OLD habits die hard, especially those linked with our cold-war desire to beat the Russians academically by producing pound-for-pound more first-rate physicists, mathematicians, and engineers.

Yet now that peace has broken out, or broken in upon our cold-war complacencies, it should be clear that what we really need are large-scale, cost-effective programs in our two-year community colleges - far more than the ''stars of tomorrow'' emphasis of our voraciously expensive state universities.

An article in the American Economics Review (June 1995) points out that the labor-market return for two-year colleges is exactly the same (a 10 percent income increase for every 30 college credits earned) as it is for four-year colleges.

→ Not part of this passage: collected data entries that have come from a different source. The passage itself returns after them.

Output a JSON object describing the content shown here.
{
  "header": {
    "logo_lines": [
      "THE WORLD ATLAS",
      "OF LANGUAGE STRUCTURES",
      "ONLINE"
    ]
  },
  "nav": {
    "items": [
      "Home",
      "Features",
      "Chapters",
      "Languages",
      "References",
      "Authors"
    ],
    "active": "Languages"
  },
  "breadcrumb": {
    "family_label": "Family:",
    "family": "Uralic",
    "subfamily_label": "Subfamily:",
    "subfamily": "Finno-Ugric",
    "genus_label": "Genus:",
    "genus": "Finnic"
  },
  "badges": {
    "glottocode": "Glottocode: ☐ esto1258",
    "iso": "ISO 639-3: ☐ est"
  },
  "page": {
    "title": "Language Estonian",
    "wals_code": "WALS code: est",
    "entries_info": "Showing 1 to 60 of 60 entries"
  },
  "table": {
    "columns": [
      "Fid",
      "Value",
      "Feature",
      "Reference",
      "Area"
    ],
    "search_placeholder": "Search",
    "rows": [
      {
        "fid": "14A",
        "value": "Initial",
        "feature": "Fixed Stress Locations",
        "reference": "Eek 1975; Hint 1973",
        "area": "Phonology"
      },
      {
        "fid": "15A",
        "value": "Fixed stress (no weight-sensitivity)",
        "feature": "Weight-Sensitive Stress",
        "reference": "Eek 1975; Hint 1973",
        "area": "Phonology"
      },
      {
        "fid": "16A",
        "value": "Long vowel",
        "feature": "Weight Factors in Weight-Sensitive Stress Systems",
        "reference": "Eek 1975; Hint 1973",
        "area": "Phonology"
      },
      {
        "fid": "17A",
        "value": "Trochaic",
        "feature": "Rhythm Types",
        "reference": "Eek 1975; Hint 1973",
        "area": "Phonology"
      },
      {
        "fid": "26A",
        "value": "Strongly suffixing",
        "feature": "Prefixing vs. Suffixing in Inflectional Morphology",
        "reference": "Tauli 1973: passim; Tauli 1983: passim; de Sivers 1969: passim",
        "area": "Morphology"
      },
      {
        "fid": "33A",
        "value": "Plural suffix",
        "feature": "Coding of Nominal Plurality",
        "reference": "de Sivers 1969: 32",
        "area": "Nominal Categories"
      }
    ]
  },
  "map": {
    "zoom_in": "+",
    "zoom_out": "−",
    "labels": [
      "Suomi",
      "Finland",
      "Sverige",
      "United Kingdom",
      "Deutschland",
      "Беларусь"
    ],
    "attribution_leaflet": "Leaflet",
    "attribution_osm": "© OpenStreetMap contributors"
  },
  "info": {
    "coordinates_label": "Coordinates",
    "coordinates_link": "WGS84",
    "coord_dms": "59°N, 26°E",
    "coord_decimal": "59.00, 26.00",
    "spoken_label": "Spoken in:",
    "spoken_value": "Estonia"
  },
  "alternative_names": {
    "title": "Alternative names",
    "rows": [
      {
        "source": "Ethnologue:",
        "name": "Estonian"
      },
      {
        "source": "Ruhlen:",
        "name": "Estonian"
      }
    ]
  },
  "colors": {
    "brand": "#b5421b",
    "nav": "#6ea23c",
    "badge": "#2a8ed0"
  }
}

So a tax dollar spent at an open-access, low-cost California community college actually produces four times as much economic benefit as a tax dollar spent at the University of California at Berkeley.

Along those same lines, a detailed New York Times article by John Holusha (Aug. 22) pointed out that many more people with education beyond high school are now working on high-tech factory floors - making more money ($42,000 a year at the Allegheny Ludlum steel plant) than baccalaureates with bleak prospects in government service and service industries.

Even on the West Coast, traditionally a haven for baccalaureates and doctorates, this dynamic is seen. Phoenix now effectively lures industry away from regions with a higher proportion of four-year degrees to its higher proportion of people with ''some college,'' produced by the splendid Maricopa County community-college system. That according to a recent Los Angeles Times business section article.

Are two-year community colleges cost-effective in traditional academic terms? Clearly they are, judging from the fact that students transferring from low-cost California community colleges consistently outperform students who start out as entering freshmen in the high-cost University of California and California State University systems. Not surprisingly, the University of Texas Permian Layer campus is devoted exclusively to serving community college transfer students, and similar ''upper division'' schools are planned for Minnesota and other states.

Wouldn't it make more socio-economic sense for us to have all of our high school students plan on earning at least 15 units at a neighborhood open-access, low-cost two-year community college - for their own good and for the good of our peacetime economy? If we do,we'll get what our nation badly needs: an ''everyone's a contributor/everyone's a winner'' internationally competitive, productive society.